Après l'adoption de sanctions économiques et personnelles contre les membres du régime russe, les ministres européens des Affaires étrangères, qui doivent se réunir mardi et mercredi à Prague, vont étudier la suspension d'un accord de 2007 prévoyant des facilités de délivrance de visas de court séjour aux ressortissants russes, a indiqué lundi à l'AFP un diplomate européen. Les bombardements russes n'ont pas cessé sur la ligne de front qui s'étend du nord au sud.

Les autorités locales évoquent notamment des frappes dans les régions de Kharkiv (nord-est), Mykolaïev (sud) où elles ont fait deux morts et cinq blessés, et Dniepropetrovsk (centre), où elles ont fait un mort. Dans son allocution quotidienne, Volodymyr Zelensky a dit vouloir reprendre "toutes les régions sous occupation russe", y compris la Crimée, annexée par la Russie en 2014. Le secrétaire américain à la Défense Lloyd Austin accueillera une nouvelle fois le 8 septembre en Allemagne ses homologues des pays alliés pour organiser le soutien occidental aux capacités militaires ukrainiennes.

Un cadre de l'occupation russe, ex-député ukrainien, tué par balles

Un ancien député ukrainien pro-Zelensky, Alexeï Kovalev, passé du côté des forces d'occupation russes dans la région de Kherson, a été tué par balles, ont indiqué lundi les enquêteurs russes.

"Le chef adjoint de l'administration militaire et civile de la région de Kherson, en charge des questions agricoles, Alexeï Kovalev, est mort après avoir été blessé par balles", a indiqué le Comité d'enquête russe sur son compte Telegram. "L'attaque a été menée à son domicile, le 28 août.

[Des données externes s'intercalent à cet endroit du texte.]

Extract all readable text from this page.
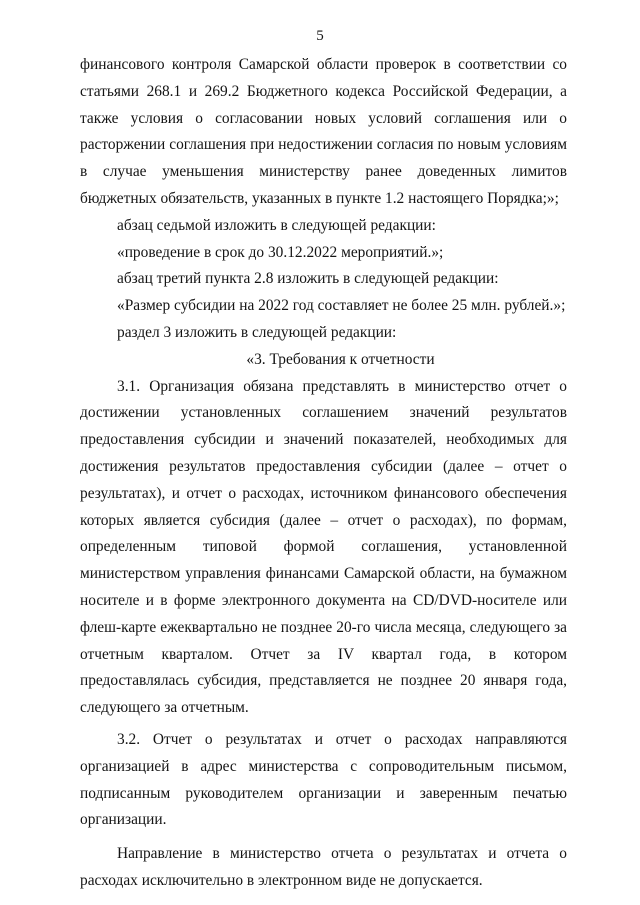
5

финансового контроля Самарской области проверок в соответствии со статьями 268.1 и 269.2 Бюджетного кодекса Российской Федерации, а также условия о согласовании новых условий соглашения или о расторжении соглашения при недостижении согласия по новым условиям в случае уменьшения министерству ранее доведенных лимитов бюджетных обязательств, указанных в пункте 1.2 настоящего Порядка;»;

абзац седьмой изложить в следующей редакции:

«проведение в срок до 30.12.2022 мероприятий.»;

абзац третий пункта 2.8 изложить в следующей редакции:

«Размер субсидии на 2022 год составляет не более 25 млн. рублей.»;

раздел 3 изложить в следующей редакции:

«3. Требования к отчетности

3.1. Организация обязана представлять в министерство отчет о достижении установленных соглашением значений результатов предоставления субсидии и значений показателей, необходимых для достижения результатов предоставления субсидии (далее – отчет о результатах), и отчет о расходах, источником финансового обеспечения которых является субсидия (далее – отчет о расходах), по формам, определенным типовой формой соглашения, установленной министерством управления финансами Самарской области, на бумажном носителе и в форме электронного документа на CD/DVD-носителе или флеш-карте ежеквартально не позднее 20-го числа месяца, следующего за отчетным кварталом. Отчет за IV квартал года, в котором предоставлялась субсидия, представляется не позднее 20 января года, следующего за отчетным.

3.2. Отчет о результатах и отчет о расходах направляются организацией в адрес министерства с сопроводительным письмом, подписанным руководителем организации и заверенным печатью организации.

Направление в министерство отчета о результатах и отчета о расходах исключительно в электронном виде не допускается.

Une jeune femme qui vivait avec le défunt a également été victime des malfaiteurs", a ajouté le Comité, chargé en Russie des principales affaires criminelles, sans fournir plus de détails.

Ces derniers mois, plusieurs fonctionnaires nommés par les Russes dans les territoires ukrainiens qu'ils ont conquis ont été blessés ou tués lors d'attentats. Alexeï Kovalev, 33 ans, avait été élu en 2019 député dans la région de Kherson et avait rejoint le groupe du président Volodymyr Zelensky au Parlement ukrainien. Après l'offensive du Kremlin fin février et la conquête de la région de Kherson, il avait rejoint l'administration d'occupation. Fin juin, il avait survécu à une autre tentative d'assassinat.